Give, give!"—our miserable recklessness or headlong, daring determination to 'enjoy ourselves,' as we called it, cost what it would, plunged us again and again into the sea of sin, where, but for sovereign grace, we would have sunk to rise no more!

Or, if the 'restraints of morality' put their check upon gross and sinful pleasures, there still was a seeking after such "allowable amusements" (as we deemed them), as change of scene and place, foreign travel, the reading of novels and works of fiction, fine dress, visiting, building up airy castles of love and romance, studying how to obtain human applause, devising plans of self-advancement and self-gratification, occupying the mind with cherished studies, and delighting ourselves in those pursuits for which we had a natural taste, as music, drawing, poetry, or, it might be, severer studies and scientific researches.

We have named these middle-class pursuits as less obvious sins, than such gross crimes as drunkenness and vile debauchery in the lower walks of life. But, viewed with a spiritual eye, all are equally stamped with the same fatal brand of death in sin.

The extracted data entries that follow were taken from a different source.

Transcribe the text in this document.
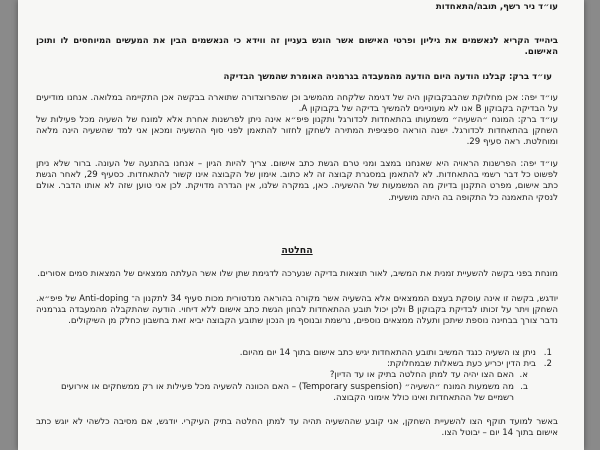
עו״ד ניר רשף, תובה/התאחדות

ביהייד הקריא לנאשמים את גיליון ופרטי האישום אשר הוגש בעניין זה ווידא כי הנאשמים הבין את המעשים המיוחסים לו ותוכן האישום.

עו״ד ברק: קבלנו הודעה היום הודעה מהמעבדה בגרמניה האומרת שהמשך הבדיקה

עו״ד יפה: אכן מחלוקת שהבבקבוקון היה של דגימה שלקחה מהמשיב וכן שהפרוצדורה שתוארה בבקשה אכן התקיימה במלואה. אנחנו מודיעים על הבדיקה בקבוקון B אנו לא מעוניינים להמשיך בדיקה של בקבוקון A.

עו״ד ברק: המונח ״השעיה״ משמעותו בהתאחדות לכדורגל ותקנון פיפ״א אינה ניתן לפרשנות אחרת אלא למונח של השעיה מכל פעילות של השחקן בהתאחדות לכדורגל. ישנה הוראה ספציפית המתירה לשחקן לחזור להתאמן לפני סוף ההשעיה ומכאן אני למד שהשעיה הינה מלאה ומוחלטת. ראה סעיף 29.

עו״ד יפה: הפרשנות הראויה היא שאנחנו במצב ומני טרם הגשת כתב אישום. צריך להיות הגיון – אנחנו בהתנעה של העונה. ברור שלא ניתן לפשוט כל דבר רשמי בהתאחדות. לא להתאמן במסגרת קבוצה זה לא כתוב. אימון של הקבוצה אינו קשור להתאחדות. כסעיף 29, לאחר הגשת כתב אישום, מפרט התקנון בדיוק מה המשמעות של ההשעיה. כאן, במקרה שלנו, אין הגדרה מדויקת. לכן אני טוען שזה לא אותו הדבר. אולם לנסקי התאמנה כל התקופה בה היתה מושעית.

החלטה

מונחת בפני בקשה להשעיית זמנית את המשיב, לאור תוצאות בדיקה שנערכה לדגימת שתן שלו אשר העלתה ממצאים של המצאות סמים אסורים.

יודגש, בקשה זו אינה עוסקת בעצם הממצאים אלא בהשעיה אשר מקורה בהוראה מנדטורית מכות סעיף 34 לתקנון ה־ Anti-doping של פיפ״א. השחקן ויתר על זכותו לבדיקת בקבוקון B ולכן יכול תובע ההתאחדות לבחון הגשת כתב אישום ללא דיחוי. הודעה שהתקבלה מהמעבדה בגרמניה נדבר צורך בבחינה נוספת שיתכן ותעלה ממצאים נוספים, נרשמת ובנוסף מן הנכון שתובע הקבוצה יביא זאת בחשבון כחלק מן השיקולים.

1.
ניתן צו השעיה כנגד המשיב ותובע ההתאחדות יגיש כתב אישום בתוך 14 יום מהיום.
2.
בית הדין יכריע כעת בשאלות שבמחלוקת:
א.
האם הצו יהיה עד למתן החלטה בתיק או עד הדיון?
ב.
מה משמעות המונח ״השעיה״ (Temporary suspension) – האם הכוונה להשעיה מכל פעילות או רק ממשחקים או אירועים רשמיים של ההתאחדות ואינו כולל אימוני הקבוצה.

באשר למועד תוקף הצו להשעיית השחקן, אני קובע שההשעיה תהיה עד למתן החלטה בתיק העיקרי. יודגש, אם מסיבה כלשהי לא יוגש כתב אישום בתוך 14 יום – יבוטל הצו.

The moral and the immoral, the refined and the unrefined, the polished few or the crude many, are alike "without God and without hope in the world."

We are often met with this question—"What harm is there in this pursuit, or in that amusement?" The harm is, that the amusement is delighted in for its own sake—that it occupies the mind, and fills the thoughts, shutting God out—that it renders spiritual things distasteful—that it sets up an idol in the heart, and is made a substitute for God. Now this we never really know nor feel, until divine light illuminates the mind, and divine life quickens the soul.

 We then begin to see and feel into what a miserable state sin has cast us—how all our life long we have done nothing but what God abhors—that every imagination of the thoughts of our hearts has been evil, and only evil continually—that we have brought ourselves under the stroke of God's justice, under the curse of His righteous law, and now there appears nothing but death and destruction before our eyes, and unless we poor slaves of sin, Satan, and death were redeemed, we could not be reconciled to God. "

In whom we have redemption through His blood, the forgiveness of sins, according to the riches of His grace."